The U.S. Army Corps of Engineers determined that the city’s flood-control system was inadequate to protect the city during a 100-year flood, which is estimated to have a 1 percent chance of occurring in a given year. After a number of area floods, controls were re-examined by the corps beginning in the 1980s, Berkland said.

When it was found that the levees did not provide protection to the newly calculated 1 percent chance of major floods each year, the levees could not be certified. The corps determined they needed to be raised another five feet.

Property owners who moved into the newly identified flood plain with federally regulated mortgages were required to buy flood insurance, costing hundreds of dollars a year — at least.

The corps, which constructed the levees in the late 1950s, notified the city in the 1980s that it would need to strengthen and raise its levees. But insufficient money restrained the work. Congress authorized the project in 1996 but initially put only $2 million a year into it. That made quick progress difficult, Berkland said.

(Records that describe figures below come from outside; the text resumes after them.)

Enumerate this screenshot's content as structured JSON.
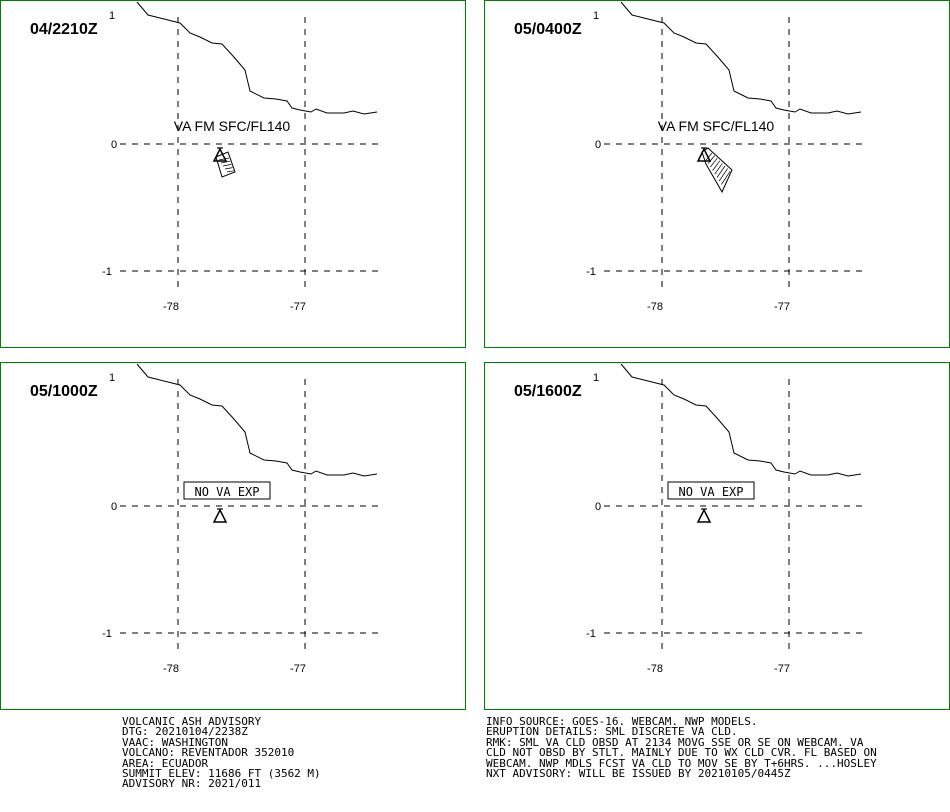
{
  "colors": {
    "panel_border": "#008000",
    "lines": "#000000",
    "background": "#ffffff"
  },
  "axes": {
    "lon_ticks": [
      "-78",
      "-77"
    ],
    "lat_ticks": [
      "1",
      "0",
      "-1"
    ]
  },
  "panels": [
    {
      "valid_time": "04/2210Z",
      "label": "VA FM SFC/FL140",
      "cloud": "small"
    },
    {
      "valid_time": "05/0400Z",
      "label": "VA FM SFC/FL140",
      "cloud": "large"
    },
    {
      "valid_time": "05/1000Z",
      "label": "NO VA EXP",
      "cloud": "none"
    },
    {
      "valid_time": "05/1600Z",
      "label": "NO VA EXP",
      "cloud": "none"
    }
  ],
  "advisory_left": [
    "VOLCANIC ASH ADVISORY",
    "DTG: 20210104/2238Z",
    "VAAC: WASHINGTON",
    "VOLCANO: REVENTADOR 352010",
    "AREA: ECUADOR",
    "SUMMIT ELEV: 11686 FT (3562 M)",
    "ADVISORY NR: 2021/011"
  ],
  "advisory_right": [
    "INFO SOURCE: GOES-16. WEBCAM. NWP MODELS.",
    "ERUPTION DETAILS: SML DISCRETE VA CLD.",
    "RMK: SML VA CLD OBSD AT 2134 MOVG SSE OR SE ON WEBCAM. VA",
    "CLD NOT OBSD BY STLT. MAINLY DUE TO WX CLD CVR. FL BASED ON",
    "WEBCAM. NWP MDLS FCST VA CLD TO MOV SE BY T+6HRS. ...HOSLEY",
    "NXT ADVISORY: WILL BE ISSUED BY 20210105/0445Z"
  ]
}
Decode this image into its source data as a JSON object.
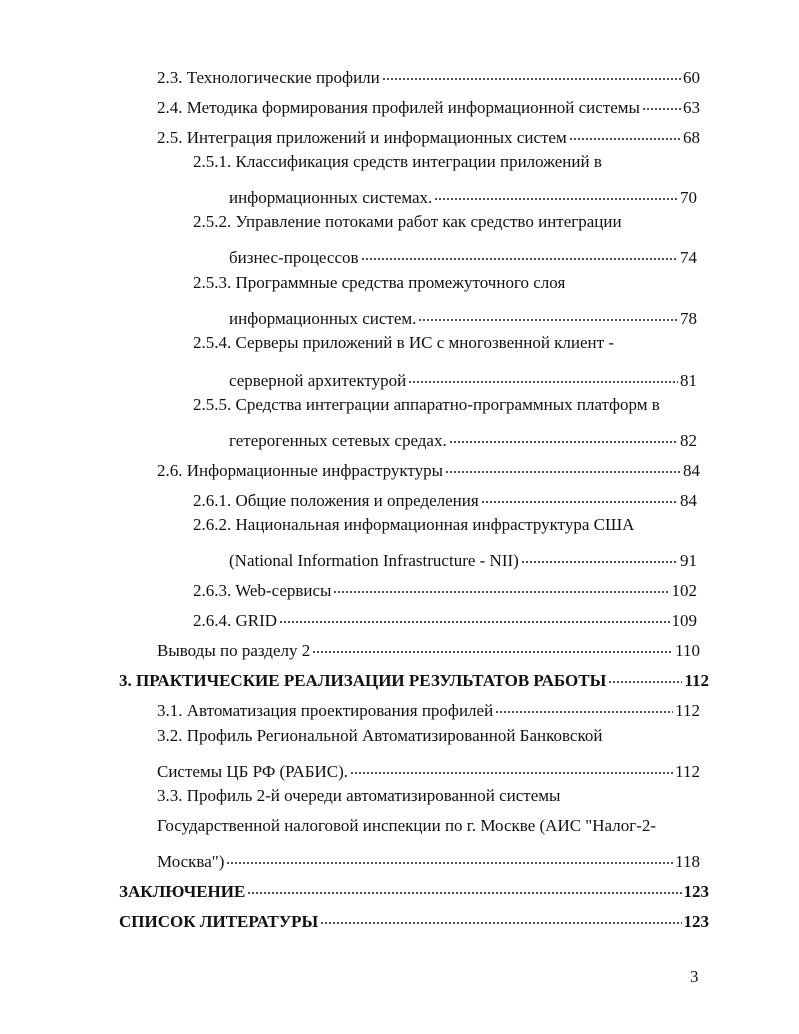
{
  "toc": [
    {
      "lines": [
        "2.3. Технологические профили"
      ],
      "page": "60"
    },
    {
      "lines": [
        "2.4. Методика формирования профилей информационной системы"
      ],
      "page": "63"
    },
    {
      "lines": [
        "2.5. Интеграция приложений и информационных систем"
      ],
      "page": "68"
    },
    {
      "lines": [
        "2.5.1. Классификация средств интеграции приложений в",
        "информационных системах."
      ],
      "page": "70"
    },
    {
      "lines": [
        "2.5.2. Управление потоками работ как средство интеграции",
        "бизнес-процессов"
      ],
      "page": "74"
    },
    {
      "lines": [
        "2.5.3. Программные средства промежуточного слоя",
        "информационных систем."
      ],
      "page": "78"
    },
    {
      "lines": [
        "2.5.4. Серверы приложений в ИС с многозвенной клиент -",
        "серверной архитектурой"
      ],
      "page": "81"
    },
    {
      "lines": [
        "2.5.5. Средства интеграции аппаратно-программных платформ в",
        "гетерогенных сетевых средах."
      ],
      "page": "82"
    },
    {
      "lines": [
        "2.6. Информационные инфраструктуры"
      ],
      "page": "84"
    },
    {
      "lines": [
        "2.6.1. Общие положения и определения"
      ],
      "page": "84"
    },
    {
      "lines": [
        "2.6.2. Национальная информационная инфраструктура США",
        "(National Information Infrastructure - NII)"
      ],
      "page": "91"
    },
    {
      "lines": [
        "2.6.3. Web-сервисы"
      ],
      "page": "102"
    },
    {
      "lines": [
        "2.6.4. GRID"
      ],
      "page": "109"
    },
    {
      "lines": [
        "Выводы по разделу 2"
      ],
      "page": "110"
    },
    {
      "lines": [
        "3. ПРАКТИЧЕСКИЕ РЕАЛИЗАЦИИ РЕЗУЛЬТАТОВ РАБОТЫ"
      ],
      "page": "112"
    },
    {
      "lines": [
        "3.1. Автоматизация проектирования профилей"
      ],
      "page": "112"
    },
    {
      "lines": [
        "3.2. Профиль Региональной Автоматизированной Банковской",
        "Системы ЦБ РФ (РАБИС)."
      ],
      "page": "112"
    },
    {
      "lines": [
        "3.3. Профиль 2-й очереди автоматизированной системы",
        "Государственной налоговой инспекции по г. Москве (АИС \"Налог-2-",
        "Москва\")"
      ],
      "page": "118"
    },
    {
      "lines": [
        "ЗАКЛЮЧЕНИЕ"
      ],
      "page": "123"
    },
    {
      "lines": [
        "СПИСОК ЛИТЕРАТУРЫ"
      ],
      "page": "123"
    }
  ],
  "page_number": "3"
}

“We were getting little pieces done at a time, but it’s not very efficient, not getting very far very fast,” he said. “That’s when the city passed the bond issue to pay for the 41st Street bridge and all of the work on the levee system to get it done, with the idea we’ll get it done as quickly as possible.”

Levee improvements will cost a total of $55 million, not including rebuilding the 41st Street bridge.

Sioux Falls has 27 miles of levees and three major structures, including a spillway and a dam. Another dam is being built near the confluence of the Big Sioux River and Skunk Creek. It should be completed this year at a cost of $4 million.

“With that now, we’re raising all the levees in the southwest part of town by about five feet,” Berkland said. “The spillway has already been completed.”

Earlier this year, the city agreed to pay more than $1.3 million to Minnehaha County Club for land needed to raise the levee along the course. As part of that agreement, the city decided it needed less of the golf course’s property by building a concrete wall atop the existing levee.

The number of properties in the flood plain was not immediately available from FEMA. A new flood-plain map takes about a year to become completed, and flood insurance rates aren’t affected until the map becomes final, said Derek Jensen, a FEMA spokesperson.

During construction of the flood-control projects, some stretches of the Sioux Falls bike trails have been cut off or led to detours. The 41st Street bridge trail will open temporarily from 49th Street to Sherman Park, but will close again in October for levee construction. The trail section is closed from Falls Park to North Drive, and the downtown bike trail will be closed into next year because of another phase of the sewer replacement project, according to city information.

“The trail will be improved, but the width of the trail will remain pretty constant,” said Kelby Mieras, park operations manager for the city Parks and Recreation Department.

Avid cyclist Phil Tau said that while he does more street riding than trail riding, the bike trails should be widened with a thicker surface and a better base.

“The bike trail is the most dangerous place to ride for accidents,” Tau said, adding that he thinks the city is fighting a losing battle by repairing only small sections of the trail at a time.

While there will be continual maintenance and monitoring on flood-control projects, Berkland said the city shouldn’t have to raise the levees again, barring major changes in weather patterns.

“It could happen, but we would not anticipate that in the near future,” he said. “We will be very pleased to have this project completed. It will be a good day for the citizens of Sioux Falls and for the city when this project gets completed and we can get the high flood insurance rates off a lot of people’s expenses.”